Wednesday, March 12, 2008

Beyond "ELL"

Some very important points raised here. There definitely needs to be a push to continually think more critically in how we frame issues of language in education. -Patricia

Published: 2/14/2008

They’re “emergent bilinguals,” not “English Language Learners”—and teachers should build on their strengths

What’s in a name? For students branded “English Language Learners (ELLs),” the answer, all too often, is misguided policies that marginalize the assets they bring to a classroom.

So argued TC professor Ofelia Garcia at TC’s inaugural “Equity Matters” forum in late January. Garcia’s presentation, “Equity in the Education of Emergent Bilinguals: The case of English Language Learners,” tackled the focus of U.S. education policy on bi- and multilingualism in the U.S. as well as attitudes toward immigrant children and families.

Clearly, the U.S. needs to harness the talents of these students, Garcia noted, because they represent an ever-growing share of the school population, with a rate of school enrollment increasing at seven times the national average.

Yet it’s just as clear that federal policy isn’t working when it comes to how this country educates its non-native English speakers. According to data from the National Assessment of Educational Progress (NAEP), only 4 percent of English language learners in the eighth grade are proficient in reading and only 6 percent in math. Seventy-one percent of ELLs scored below “basic” on the eighth grade NAEP reading and math tests. ELLs trail English proficient students by 39 points in reading and 36 points in math on a 500-point scale nationally. And a survey in 2003 revealed that 50 percent of ELLS fail their graduation tests, compared with 24 percent of English-proficient students.

To Garcia, those failures stem from a fundamentally close-minded approach to language—and one that is very much at odds with mainstream thinking in other countries.

“Throughout the world, bilingualism is the norm,” she says. “But here, bilingualism in the classroom and society is the elephant in the room. In viewing non-native speakers simply as people who ‘don’t yet speak English’ we’re focusing only on the elephant’s only the tail.”

Garcia said that the very term “English Language Learner” reflects all the failings in the U.S. approach. She argued instead for “emergent bilingual” as a preferable term for students in this population. “Calling them ELL is erasing who they are,” she said. “They already contribute to our society in many different ways. They have divergent thinking, a facility with languages, skills that we can use in the classroom and beyond.”

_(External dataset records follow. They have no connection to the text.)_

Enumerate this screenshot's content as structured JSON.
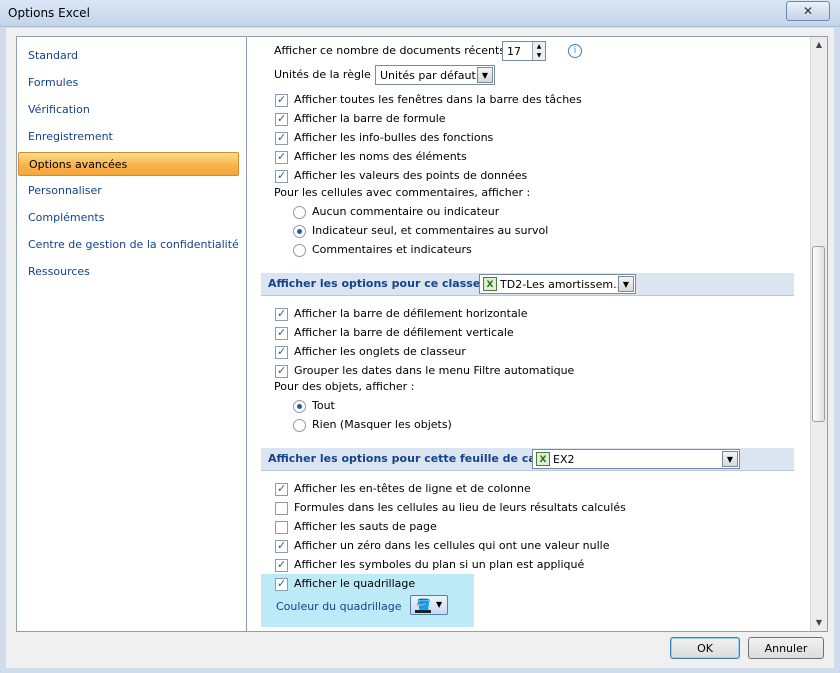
{
  "window": {
    "title": "Options Excel",
    "close": "✕"
  },
  "nav": {
    "items": [
      {
        "label": "Standard",
        "selected": false
      },
      {
        "label": "Formules",
        "selected": false
      },
      {
        "label": "Vérification",
        "selected": false
      },
      {
        "label": "Enregistrement",
        "selected": false
      },
      {
        "label": "Options avancées",
        "selected": true
      },
      {
        "label": "Personnaliser",
        "selected": false
      },
      {
        "label": "Compléments",
        "selected": false
      },
      {
        "label": "Centre de gestion de la confidentialité",
        "selected": false
      },
      {
        "label": "Ressources",
        "selected": false
      }
    ]
  },
  "top": {
    "recent_docs_label": "Afficher ce nombre de documents récents :",
    "recent_docs_value": "17",
    "ruler_units_label": "Unités de la règle",
    "ruler_units_value": "Unités par défaut"
  },
  "display_options": [
    {
      "label": "Afficher toutes les fenêtres dans la barre des tâches",
      "checked": true
    },
    {
      "label": "Afficher la barre de formule",
      "checked": true
    },
    {
      "label": "Afficher les info-bulles des fonctions",
      "checked": true
    },
    {
      "label": "Afficher les noms des éléments",
      "checked": true
    },
    {
      "label": "Afficher les valeurs des points de données",
      "checked": true
    }
  ],
  "comments": {
    "heading": "Pour les cellules avec commentaires, afficher :",
    "options": [
      {
        "label": "Aucun commentaire ou indicateur",
        "selected": false
      },
      {
        "label": "Indicateur seul, et commentaires au survol",
        "selected": true
      },
      {
        "label": "Commentaires et indicateurs",
        "selected": false
      }
    ]
  },
  "workbook_section": {
    "title": "Afficher les options pour ce classeur :",
    "workbook_value": "TD2-Les amortissem...",
    "options": [
      {
        "label": "Afficher la barre de défilement horizontale",
        "checked": true
      },
      {
        "label": "Afficher la barre de défilement verticale",
        "checked": true
      },
      {
        "label": "Afficher les onglets de classeur",
        "checked": true
      },
      {
        "label": "Grouper les dates dans le menu Filtre automatique",
        "checked": true
      }
    ],
    "objects_heading": "Pour des objets, afficher :",
    "object_options": [
      {
        "label": "Tout",
        "selected": true
      },
      {
        "label": "Rien (Masquer les objets)",
        "selected": false
      }
    ]
  },
  "sheet_section": {
    "title": "Afficher les options pour cette feuille de calcul :",
    "sheet_value": "EX2",
    "options": [
      {
        "label": "Afficher les en-têtes de ligne et de colonne",
        "checked": true
      },
      {
        "label": "Formules dans les cellules au lieu de leurs résultats calculés",
        "checked": false
      },
      {
        "label": "Afficher les sauts de page",
        "checked": false
      },
      {
        "label": "Afficher un zéro dans les cellules qui ont une valeur nulle",
        "checked": true
      },
      {
        "label": "Afficher les symboles du plan si un plan est appliqué",
        "checked": true
      },
      {
        "label": "Afficher le quadrillage",
        "checked": true
      }
    ],
    "grid_color_label": "Couleur du quadrillage",
    "highlight_color": "#bdeaf7"
  },
  "buttons": {
    "ok": "OK",
    "cancel": "Annuler"
  }
}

At the same time, she said, current methods for assessing the abilities and content knowledge of these students are unjust and perpetuate their difficulties in integrating into society.

“Half of their reserves are in another language,” she said. “If you give them tests that are monolingually biased instead of testing content knowledge, you’ll never achieve equity.” Furthermore, recent studies have shown that use of a child’s home language is better for these students’ education than structured English immersion.

Nor is competency in English the only barrier that emergent bilinguals face, Garcia said. “We need to change attitudes about these students’ parents, not branding them as deficient and lazy. Not only do they speak a different language, but many of them can’t even enter their child’s school, since you have to produce an ID.” As a Hispanic woman, she said, “I feel intimidated walking into schools sometimes. Imagine how their parents can feel.”

Inclusion of parents and multilingual assessment are both essential for better serving the needs of emergent bilinguals and capitalizing on their strengths, Garcia said.

“We need a more flexible stance about accepted language. Standard school language is a construct, a way of regulating speech. I’d like to be able to test content without making language the overwhelming barrier.”